The hotel used to feed her. Now, she has to bring her own food. Also, no overtime, she said. She used to work extra hours and received overtime pay.

What else? I asked.

“I have to pay for parking,” she said.

This may have come as a surprise to some, but not to those of us who are familiar with economic theory. The minimum wage hike here was large and sudden, so the impact was dramatic and visible.

It should be noted, however, that sound economics does not draw causal connections between events (such as a minimum wage hike and a cut in workers’ benefits) because of examples like this one. If A and B happen to coincide, we cannot say whether this was a coincidence, or whether some third event, C, caused both A and B, or whether A and B will continue to coincide outside of the particular context in which they were observed. The thesis that a minimum wage hike will lead to cuts in workers’ benefits where possible rests on a solid, timeless theory derived from known premises about human action and the nature of economic competition.

The unhampered market is a selective process that selects for those entrepreneurial strategies that can generate the highest possible returns. If an entrepreneur directs capital such that his costs exceed his revenues, he must change his approach or face continual losses and eventual bankruptcy. If an entrepreneur directs capital such that his revenues exceed his costs, he can plow his profits back into his business and he can get greater sums from creditors, so he will come to control more capital in the future. The outcome of this process is to move the task of allocating resources from less able hands to more able hands.

Entrepreneurs hire factors of production (including labour) when their expected marginal revenue products exceed their costs. If they didn’t behave in this way, the selective process described above would “retire” them from entrepreneurship. If an entrepreneur expects a return of $12 for an additional hour of cleaning services, and he can hire a cleaner at a wage of $10, he will do so. He will continue to hire cleaning services until his expected return for the next hour of cleaning services falls below $10.

Employee benefits simply fold an additional transaction into this process. Rather than paying for cleaning services and then contracting separately for the cleaner’s parking space (which will often come with additional costs), the entrepreneur can purchase a different service, cleaning services with parking space, the expected marginal revenue product of which will be lower than the expected marginal revenue product of only cleaning services by the cost of providing the parking space. However, since cleaners value parking, they will also accept lower wages when the employer provides parking. If the cleaners are willing to accept a wage cut for parking that is greater than the cost to the employer of providing that parking, both parties can exploit additional gains from trade by contracting with the parking benefit.

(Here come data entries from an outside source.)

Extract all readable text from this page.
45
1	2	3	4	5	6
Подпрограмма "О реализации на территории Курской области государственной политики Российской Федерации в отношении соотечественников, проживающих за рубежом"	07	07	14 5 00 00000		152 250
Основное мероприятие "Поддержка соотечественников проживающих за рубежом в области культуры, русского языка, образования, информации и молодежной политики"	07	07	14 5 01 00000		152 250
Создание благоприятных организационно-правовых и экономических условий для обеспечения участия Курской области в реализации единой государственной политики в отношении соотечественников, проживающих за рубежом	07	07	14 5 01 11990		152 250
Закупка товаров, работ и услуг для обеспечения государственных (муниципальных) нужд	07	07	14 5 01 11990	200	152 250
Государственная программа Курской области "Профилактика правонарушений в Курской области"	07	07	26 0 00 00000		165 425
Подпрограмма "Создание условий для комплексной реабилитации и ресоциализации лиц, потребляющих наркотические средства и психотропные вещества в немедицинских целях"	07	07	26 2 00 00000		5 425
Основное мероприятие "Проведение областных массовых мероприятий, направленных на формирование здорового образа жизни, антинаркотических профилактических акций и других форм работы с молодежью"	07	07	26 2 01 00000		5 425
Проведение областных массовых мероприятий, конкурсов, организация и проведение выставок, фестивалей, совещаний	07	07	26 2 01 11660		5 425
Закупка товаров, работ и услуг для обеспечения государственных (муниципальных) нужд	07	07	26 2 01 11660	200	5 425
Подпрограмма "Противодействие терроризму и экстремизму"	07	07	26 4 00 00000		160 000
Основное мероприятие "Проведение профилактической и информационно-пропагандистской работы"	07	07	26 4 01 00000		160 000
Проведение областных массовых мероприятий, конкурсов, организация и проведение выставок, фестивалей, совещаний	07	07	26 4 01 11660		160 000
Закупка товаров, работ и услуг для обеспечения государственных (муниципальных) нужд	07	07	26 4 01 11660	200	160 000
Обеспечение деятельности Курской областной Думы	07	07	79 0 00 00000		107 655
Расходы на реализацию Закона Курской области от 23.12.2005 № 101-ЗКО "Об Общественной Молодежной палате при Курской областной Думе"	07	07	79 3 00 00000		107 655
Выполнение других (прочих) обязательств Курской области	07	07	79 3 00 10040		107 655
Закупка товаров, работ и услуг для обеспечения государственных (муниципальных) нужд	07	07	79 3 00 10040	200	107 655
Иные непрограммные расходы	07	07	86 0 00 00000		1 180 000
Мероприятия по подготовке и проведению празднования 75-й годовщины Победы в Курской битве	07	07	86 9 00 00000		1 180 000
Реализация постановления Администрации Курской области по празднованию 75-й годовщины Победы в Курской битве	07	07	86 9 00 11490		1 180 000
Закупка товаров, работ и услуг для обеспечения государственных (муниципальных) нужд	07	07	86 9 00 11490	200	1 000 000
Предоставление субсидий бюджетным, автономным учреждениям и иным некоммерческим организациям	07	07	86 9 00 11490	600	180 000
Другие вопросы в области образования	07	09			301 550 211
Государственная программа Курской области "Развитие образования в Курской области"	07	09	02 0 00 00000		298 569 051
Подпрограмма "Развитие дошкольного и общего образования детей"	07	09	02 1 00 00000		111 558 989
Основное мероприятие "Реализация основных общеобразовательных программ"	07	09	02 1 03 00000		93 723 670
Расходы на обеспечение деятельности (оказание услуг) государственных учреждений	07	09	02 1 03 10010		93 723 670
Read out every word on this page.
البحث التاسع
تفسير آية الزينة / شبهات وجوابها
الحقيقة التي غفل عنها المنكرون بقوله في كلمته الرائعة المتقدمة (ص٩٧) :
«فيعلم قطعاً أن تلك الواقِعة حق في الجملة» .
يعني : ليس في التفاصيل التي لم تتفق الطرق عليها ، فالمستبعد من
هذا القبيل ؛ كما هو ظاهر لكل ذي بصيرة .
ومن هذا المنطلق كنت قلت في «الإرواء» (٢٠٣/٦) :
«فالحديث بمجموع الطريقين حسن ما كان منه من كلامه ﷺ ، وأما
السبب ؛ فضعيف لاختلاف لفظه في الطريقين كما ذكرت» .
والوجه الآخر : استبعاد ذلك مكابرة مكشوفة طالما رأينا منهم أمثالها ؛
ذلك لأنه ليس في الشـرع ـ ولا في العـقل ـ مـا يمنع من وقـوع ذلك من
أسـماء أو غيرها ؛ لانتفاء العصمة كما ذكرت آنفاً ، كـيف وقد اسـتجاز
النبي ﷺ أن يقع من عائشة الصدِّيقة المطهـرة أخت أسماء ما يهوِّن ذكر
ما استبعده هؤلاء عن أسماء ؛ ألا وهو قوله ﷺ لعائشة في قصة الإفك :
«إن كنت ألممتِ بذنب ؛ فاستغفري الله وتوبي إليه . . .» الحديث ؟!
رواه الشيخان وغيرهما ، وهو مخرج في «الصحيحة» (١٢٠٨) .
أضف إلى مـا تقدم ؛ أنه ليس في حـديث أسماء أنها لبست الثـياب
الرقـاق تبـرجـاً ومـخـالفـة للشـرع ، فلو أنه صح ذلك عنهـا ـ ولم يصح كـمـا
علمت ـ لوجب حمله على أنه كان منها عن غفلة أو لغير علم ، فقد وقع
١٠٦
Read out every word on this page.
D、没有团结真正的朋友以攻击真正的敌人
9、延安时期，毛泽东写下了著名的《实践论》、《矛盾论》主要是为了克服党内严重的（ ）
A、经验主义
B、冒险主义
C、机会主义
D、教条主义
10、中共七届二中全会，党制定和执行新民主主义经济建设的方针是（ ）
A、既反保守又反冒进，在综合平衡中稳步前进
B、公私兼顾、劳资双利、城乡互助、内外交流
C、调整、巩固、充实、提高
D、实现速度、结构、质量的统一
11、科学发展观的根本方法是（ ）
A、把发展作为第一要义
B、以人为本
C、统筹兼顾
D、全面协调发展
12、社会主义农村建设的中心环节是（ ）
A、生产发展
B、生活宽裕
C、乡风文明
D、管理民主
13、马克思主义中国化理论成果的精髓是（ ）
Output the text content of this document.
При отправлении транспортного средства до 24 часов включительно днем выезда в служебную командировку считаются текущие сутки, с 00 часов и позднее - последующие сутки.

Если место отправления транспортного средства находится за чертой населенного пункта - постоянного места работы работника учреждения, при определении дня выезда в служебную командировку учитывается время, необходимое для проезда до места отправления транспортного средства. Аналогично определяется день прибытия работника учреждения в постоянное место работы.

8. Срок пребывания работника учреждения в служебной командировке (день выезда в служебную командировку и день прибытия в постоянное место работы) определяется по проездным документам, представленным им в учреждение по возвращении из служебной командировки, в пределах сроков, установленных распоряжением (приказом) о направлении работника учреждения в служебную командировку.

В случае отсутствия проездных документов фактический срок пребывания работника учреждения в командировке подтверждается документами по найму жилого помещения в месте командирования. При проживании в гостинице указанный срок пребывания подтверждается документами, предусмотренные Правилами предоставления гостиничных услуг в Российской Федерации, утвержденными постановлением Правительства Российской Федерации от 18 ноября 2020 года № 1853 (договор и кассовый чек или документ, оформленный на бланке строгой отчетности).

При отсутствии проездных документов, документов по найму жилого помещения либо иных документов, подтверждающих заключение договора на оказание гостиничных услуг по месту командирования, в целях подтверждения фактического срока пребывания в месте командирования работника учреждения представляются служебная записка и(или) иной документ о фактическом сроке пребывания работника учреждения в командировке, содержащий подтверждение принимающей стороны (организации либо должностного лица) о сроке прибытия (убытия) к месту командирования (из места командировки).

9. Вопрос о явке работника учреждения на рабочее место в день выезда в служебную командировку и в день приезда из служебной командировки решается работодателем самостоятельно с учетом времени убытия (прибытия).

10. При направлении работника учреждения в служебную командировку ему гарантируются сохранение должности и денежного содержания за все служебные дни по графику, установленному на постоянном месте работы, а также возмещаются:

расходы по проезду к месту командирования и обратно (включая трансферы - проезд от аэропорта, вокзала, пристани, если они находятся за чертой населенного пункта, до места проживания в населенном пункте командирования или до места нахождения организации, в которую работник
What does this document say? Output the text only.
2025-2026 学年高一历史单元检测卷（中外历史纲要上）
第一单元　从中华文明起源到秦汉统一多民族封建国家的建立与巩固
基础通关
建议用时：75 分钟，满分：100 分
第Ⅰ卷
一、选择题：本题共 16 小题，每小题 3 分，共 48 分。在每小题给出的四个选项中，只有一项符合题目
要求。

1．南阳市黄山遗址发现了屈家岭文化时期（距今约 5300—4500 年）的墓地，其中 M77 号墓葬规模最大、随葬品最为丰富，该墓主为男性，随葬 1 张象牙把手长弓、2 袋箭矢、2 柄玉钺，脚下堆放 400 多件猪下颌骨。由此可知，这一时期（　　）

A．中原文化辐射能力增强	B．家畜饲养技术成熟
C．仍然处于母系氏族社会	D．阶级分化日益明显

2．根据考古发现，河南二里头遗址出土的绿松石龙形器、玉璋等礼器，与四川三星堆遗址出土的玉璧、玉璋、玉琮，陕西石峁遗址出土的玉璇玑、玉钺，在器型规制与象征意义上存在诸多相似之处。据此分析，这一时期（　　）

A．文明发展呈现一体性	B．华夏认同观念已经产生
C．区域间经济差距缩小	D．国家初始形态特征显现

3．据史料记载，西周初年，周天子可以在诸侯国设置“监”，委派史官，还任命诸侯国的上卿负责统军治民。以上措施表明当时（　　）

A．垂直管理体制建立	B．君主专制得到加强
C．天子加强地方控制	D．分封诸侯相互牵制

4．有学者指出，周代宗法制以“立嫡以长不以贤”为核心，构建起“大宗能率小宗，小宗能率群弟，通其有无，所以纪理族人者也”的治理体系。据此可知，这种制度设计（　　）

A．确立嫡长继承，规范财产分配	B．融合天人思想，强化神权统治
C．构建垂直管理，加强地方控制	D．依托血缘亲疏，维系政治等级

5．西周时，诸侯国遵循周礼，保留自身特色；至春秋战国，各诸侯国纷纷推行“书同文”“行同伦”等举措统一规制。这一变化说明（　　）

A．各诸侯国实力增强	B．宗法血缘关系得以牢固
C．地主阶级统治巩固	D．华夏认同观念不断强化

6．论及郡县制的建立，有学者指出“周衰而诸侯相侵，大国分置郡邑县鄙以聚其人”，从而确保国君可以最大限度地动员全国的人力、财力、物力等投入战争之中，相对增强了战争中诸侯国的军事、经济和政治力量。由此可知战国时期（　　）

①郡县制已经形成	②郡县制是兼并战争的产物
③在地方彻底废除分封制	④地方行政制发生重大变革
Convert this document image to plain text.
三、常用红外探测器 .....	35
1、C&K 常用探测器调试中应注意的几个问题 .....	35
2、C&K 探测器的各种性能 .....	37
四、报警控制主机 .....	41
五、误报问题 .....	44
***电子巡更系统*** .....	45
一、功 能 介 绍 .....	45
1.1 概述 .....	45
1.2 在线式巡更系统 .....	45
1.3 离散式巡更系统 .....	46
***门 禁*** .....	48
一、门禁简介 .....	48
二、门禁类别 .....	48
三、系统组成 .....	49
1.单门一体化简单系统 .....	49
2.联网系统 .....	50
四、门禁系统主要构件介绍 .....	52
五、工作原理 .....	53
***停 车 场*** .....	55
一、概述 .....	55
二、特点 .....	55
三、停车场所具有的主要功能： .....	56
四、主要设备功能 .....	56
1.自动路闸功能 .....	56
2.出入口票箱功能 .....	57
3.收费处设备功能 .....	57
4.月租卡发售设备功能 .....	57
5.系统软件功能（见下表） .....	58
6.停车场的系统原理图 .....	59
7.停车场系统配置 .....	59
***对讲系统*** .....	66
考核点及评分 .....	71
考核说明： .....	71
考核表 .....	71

Now, consider what happens when the government imposes a price control such as the minimum wage.  The minimum wage applies to contracts with and without benefits. Employers provide benefits because, although these benefits cost more to provide, employees are willing to accept wage cuts that are at least equal to the cost of the benefit. At the imposed higher wage, the employee cannot legally accept a wage cut in return for a benefit, so those gains from trade must be foregone.

This is precisely what happened to the worker quoted above. However, since we derived the result from sound economic theory, we can generalize the result beyond this particular worker, beyond this particular wage hike, and far beyond the Seattle airport. We can generalize it to any time and place where people buy and sell factors of production under competitive market pressures.